Esta práctica fue ejecutada por distintos grupos armados, especialmente paramilitares, en diversos territorios colombianos, donde se perseguía y asesinaba a personas pertenecientes a grupos sociales considerados marginales, entre ellos personas gays, lesbianas, trans, habitantes de calle, trabajadoras sexuales y personas usuarias de drogas. En muchos de estos casos, el estigma asociado al VIH fue utilizado como justificación para la ocurrencia de estas violencias.
A través de estas acciones, Camelo visibilizó formas de exclusión y violencia sistemática que afectaron a poblaciones históricamente vulnerabilizadas, utilizando el performance como una herramienta crítica de memoria, denuncia y reflexión social.
Jornadas de limpieza
En 1994 se realizó una serie de acciones performáticas en espacios públicos situados sobre la carrera 13, entre las calles 26 y 19, en Bogotá. Estas acciones se denominaron Jornadas de limpieza y fueron desarrolladas después del asesinato de menores que vivían bajo los puentes de la calle 26. Días más tarde, comenzaron a desaparecer las y los trabajadores sexuales que ocupaban el sector vecino.
Estos crímenes fueron atribuidos a los primeros grupos paramilitares que comenzaron a operar en centros urbanos de Colombia. Dichos grupos, autodenominados Escuadrones de la Muerte, afirmaban contribuir con la “limpieza social” de la ciudad mediante homicidios selectivos que calificaban como “masacres educativas”. De esta manera, se buscaba eliminar a toda persona marginalizada, excluida o considerada un producto desechable de la sociedad, cuya presencia fuera visible en el espacio público. Posteriormente, esta modalidad criminal sería definida en Colombia como ejecución extrajudicial de personas estigmatizadas.
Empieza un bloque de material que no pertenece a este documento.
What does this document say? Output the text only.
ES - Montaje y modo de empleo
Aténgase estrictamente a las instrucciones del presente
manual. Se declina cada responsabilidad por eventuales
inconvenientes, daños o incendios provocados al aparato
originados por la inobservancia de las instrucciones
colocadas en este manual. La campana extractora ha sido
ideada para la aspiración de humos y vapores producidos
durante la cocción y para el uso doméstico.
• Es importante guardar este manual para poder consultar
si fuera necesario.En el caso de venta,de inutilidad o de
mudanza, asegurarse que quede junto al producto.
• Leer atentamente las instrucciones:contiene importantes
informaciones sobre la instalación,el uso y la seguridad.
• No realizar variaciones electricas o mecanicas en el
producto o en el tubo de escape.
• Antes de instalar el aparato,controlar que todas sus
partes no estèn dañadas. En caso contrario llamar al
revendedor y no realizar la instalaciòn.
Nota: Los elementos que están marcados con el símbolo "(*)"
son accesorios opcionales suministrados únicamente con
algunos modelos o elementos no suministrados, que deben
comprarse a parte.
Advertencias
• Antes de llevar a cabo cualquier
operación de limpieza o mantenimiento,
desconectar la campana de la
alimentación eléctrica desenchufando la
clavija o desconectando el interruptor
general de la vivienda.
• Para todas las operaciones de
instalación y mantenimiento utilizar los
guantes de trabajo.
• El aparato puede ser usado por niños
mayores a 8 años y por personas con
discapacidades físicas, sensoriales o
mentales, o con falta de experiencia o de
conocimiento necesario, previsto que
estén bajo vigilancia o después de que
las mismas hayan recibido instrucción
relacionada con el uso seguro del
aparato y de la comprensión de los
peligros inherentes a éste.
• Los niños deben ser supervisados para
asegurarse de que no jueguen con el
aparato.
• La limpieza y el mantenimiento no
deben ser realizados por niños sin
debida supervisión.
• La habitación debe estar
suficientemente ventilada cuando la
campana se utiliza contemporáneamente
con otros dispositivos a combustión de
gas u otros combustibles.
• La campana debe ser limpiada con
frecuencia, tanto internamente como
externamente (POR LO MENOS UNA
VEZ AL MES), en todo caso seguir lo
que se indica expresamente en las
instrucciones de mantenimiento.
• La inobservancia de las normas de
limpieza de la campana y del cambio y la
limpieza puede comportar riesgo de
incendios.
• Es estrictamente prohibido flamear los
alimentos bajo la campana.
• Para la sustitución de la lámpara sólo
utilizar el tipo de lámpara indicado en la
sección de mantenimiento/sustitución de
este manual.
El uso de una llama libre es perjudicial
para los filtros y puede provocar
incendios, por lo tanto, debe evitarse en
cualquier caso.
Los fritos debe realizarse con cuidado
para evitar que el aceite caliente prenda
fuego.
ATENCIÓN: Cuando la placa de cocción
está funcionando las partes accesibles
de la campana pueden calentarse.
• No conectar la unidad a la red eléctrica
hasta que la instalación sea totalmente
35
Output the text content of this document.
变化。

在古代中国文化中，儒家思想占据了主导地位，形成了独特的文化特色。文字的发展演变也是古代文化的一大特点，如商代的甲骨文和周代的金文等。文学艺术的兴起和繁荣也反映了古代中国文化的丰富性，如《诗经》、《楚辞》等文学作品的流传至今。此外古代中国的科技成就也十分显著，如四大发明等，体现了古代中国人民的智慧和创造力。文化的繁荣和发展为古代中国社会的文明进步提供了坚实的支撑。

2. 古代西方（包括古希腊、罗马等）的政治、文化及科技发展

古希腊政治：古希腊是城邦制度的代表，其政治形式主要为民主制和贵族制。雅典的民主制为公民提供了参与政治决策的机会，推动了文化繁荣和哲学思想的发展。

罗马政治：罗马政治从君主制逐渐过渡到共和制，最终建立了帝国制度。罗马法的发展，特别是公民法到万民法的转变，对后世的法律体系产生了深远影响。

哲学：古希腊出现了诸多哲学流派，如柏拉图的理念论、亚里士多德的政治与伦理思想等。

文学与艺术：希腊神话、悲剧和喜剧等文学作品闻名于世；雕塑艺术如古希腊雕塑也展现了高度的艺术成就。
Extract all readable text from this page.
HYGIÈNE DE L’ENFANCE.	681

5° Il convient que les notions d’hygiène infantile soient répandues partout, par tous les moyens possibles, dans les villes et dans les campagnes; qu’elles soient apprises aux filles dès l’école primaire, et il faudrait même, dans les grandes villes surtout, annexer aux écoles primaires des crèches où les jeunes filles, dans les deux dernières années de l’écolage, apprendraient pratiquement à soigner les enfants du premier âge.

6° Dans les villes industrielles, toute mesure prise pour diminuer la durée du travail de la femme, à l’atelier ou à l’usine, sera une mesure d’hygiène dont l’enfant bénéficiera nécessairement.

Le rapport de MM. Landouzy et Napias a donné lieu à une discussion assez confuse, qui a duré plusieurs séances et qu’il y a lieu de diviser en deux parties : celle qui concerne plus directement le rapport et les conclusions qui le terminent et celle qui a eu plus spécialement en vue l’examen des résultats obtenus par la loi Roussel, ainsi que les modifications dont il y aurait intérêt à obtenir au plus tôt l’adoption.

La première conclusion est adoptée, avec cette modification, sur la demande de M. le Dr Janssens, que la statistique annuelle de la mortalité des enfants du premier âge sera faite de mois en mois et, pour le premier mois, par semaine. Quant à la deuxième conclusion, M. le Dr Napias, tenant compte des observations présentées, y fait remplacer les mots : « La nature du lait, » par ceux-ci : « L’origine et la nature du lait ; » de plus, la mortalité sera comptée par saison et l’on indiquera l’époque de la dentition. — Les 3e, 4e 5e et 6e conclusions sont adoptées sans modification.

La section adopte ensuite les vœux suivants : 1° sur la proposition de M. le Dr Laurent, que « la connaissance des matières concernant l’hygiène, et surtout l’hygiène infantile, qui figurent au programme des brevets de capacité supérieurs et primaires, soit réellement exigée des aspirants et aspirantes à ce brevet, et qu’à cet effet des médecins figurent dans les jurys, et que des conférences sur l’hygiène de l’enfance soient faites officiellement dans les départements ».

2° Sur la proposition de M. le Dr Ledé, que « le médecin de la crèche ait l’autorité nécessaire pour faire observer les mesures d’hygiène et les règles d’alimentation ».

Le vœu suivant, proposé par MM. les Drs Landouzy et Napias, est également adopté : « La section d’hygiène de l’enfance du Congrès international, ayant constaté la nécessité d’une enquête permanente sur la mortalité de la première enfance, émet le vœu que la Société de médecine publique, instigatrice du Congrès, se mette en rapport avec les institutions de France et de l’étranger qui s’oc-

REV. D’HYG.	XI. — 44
Estas acciones fueron elaboradas junto con un grupo de personas que consideraron importante implicarse simbólicamente en ellas. El colectivo estaba integrado por trabajadoras y trabajadores sexuales, artistas, defensores de derechos humanos y religiosas.
Durante varios días, las personas participantes repitieron gestos cuidadosos y minuciosos de limpieza. Limpiaron sus propios cuerpos y lavaron los lugares ocupados o habitados por quienes habían sido asesinados o desaparecidos, transformando estos actos cotidianos en ejercicios de memoria, duelo y resistencia frente a la violencia.